Breast Synmastia Surgery – In patients who have had breast implant surgery where the implants are too close to the center of the chest, there can be loss of the desired cleavage, giving the breasts an abnormal appearance. This condition is sometimes referred to as “bread loafing” but technically, it is known as synmastia. In the most extreme cases, it can almost appear as if the patient just has one breast (the so-called “uniboob”). Dr. Handel has a special interest and a great deal of experience in correcting synmastia. Typically, the condition arises because the original operating surgeon was too aggressive in dissection of the pocket for insertion of the implant. The tissues have been excessively detached from the underlying breastbone (sternum). Dr. Handel uses a variety of different techniques to correct synmastia. He has found through extensive experience that it is often most effective to insert the breast prosthesis in a “virgin” pocket. This would mean, for example, in a patient who has synmastia with implants in the subglandular (submammary) position to convert to a new pocket in the subpectoral or submuscular position. Conversely, when patients present with synmastia and have implants in the submuscular position, Dr.
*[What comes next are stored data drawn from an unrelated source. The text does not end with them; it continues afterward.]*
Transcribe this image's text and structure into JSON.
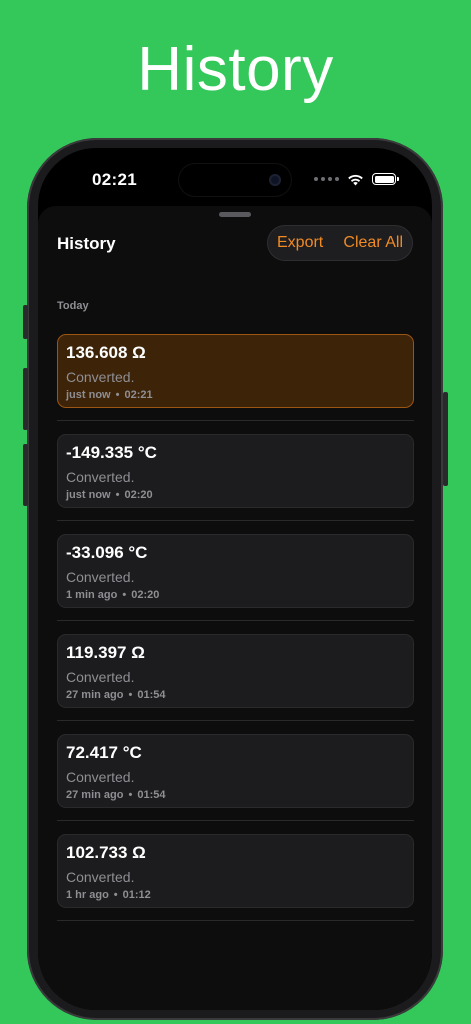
{
  "hero": {
    "title": "History"
  },
  "status_bar": {
    "time": "02:21"
  },
  "sheet": {
    "title": "History",
    "export_label": "Export",
    "clear_all_label": "Clear All",
    "section_label": "Today"
  },
  "accent_color": "#f08a24",
  "background_color": "#34c85a",
  "items": [
    {
      "value": "136.608 Ω",
      "description": "Converted.",
      "relative_time": "just now",
      "time": "02:21",
      "selected": true
    },
    {
      "value": "-149.335 °C",
      "description": "Converted.",
      "relative_time": "just now",
      "time": "02:20",
      "selected": false
    },
    {
      "value": "-33.096 °C",
      "description": "Converted.",
      "relative_time": "1 min ago",
      "time": "02:20",
      "selected": false
    },
    {
      "value": "119.397 Ω",
      "description": "Converted.",
      "relative_time": "27 min ago",
      "time": "01:54",
      "selected": false
    },
    {
      "value": "72.417 °C",
      "description": "Converted.",
      "relative_time": "27 min ago",
      "time": "01:54",
      "selected": false
    },
    {
      "value": "102.733 Ω",
      "description": "Converted.",
      "relative_time": "1 hr ago",
      "time": "01:12",
      "selected": false
    }
  ],
  "meta_separator": "•"
}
Handel has found it very effective to reattach the pectoral muscles to the chest wall and create a new “virgin” submammary or subglandular pocket for insertion of the breast implants. By creating a new “space” for the implant, it is possible for Dr. Handel to carefully control not only the dimensions but also the location of the periprosthetic pocket. Great care is taken to make certain that the implant is not placed too far medially. Typically, these procedures are extremely effective in reducing synmastia and have almost a 100% success rate and little, if any, chance of recurrence of the deformity. Oftentimes, it is advisable to insert new breast implants when correcting synmastia. This is because, sometimes, patients with synmastia have excessively wide or excessively large breast implants that are contributing to the problem. Dr. Handel will help you to decide what approach is best for you and what size and profile and shape implants will most effectively correct the problem and give you the result you would like.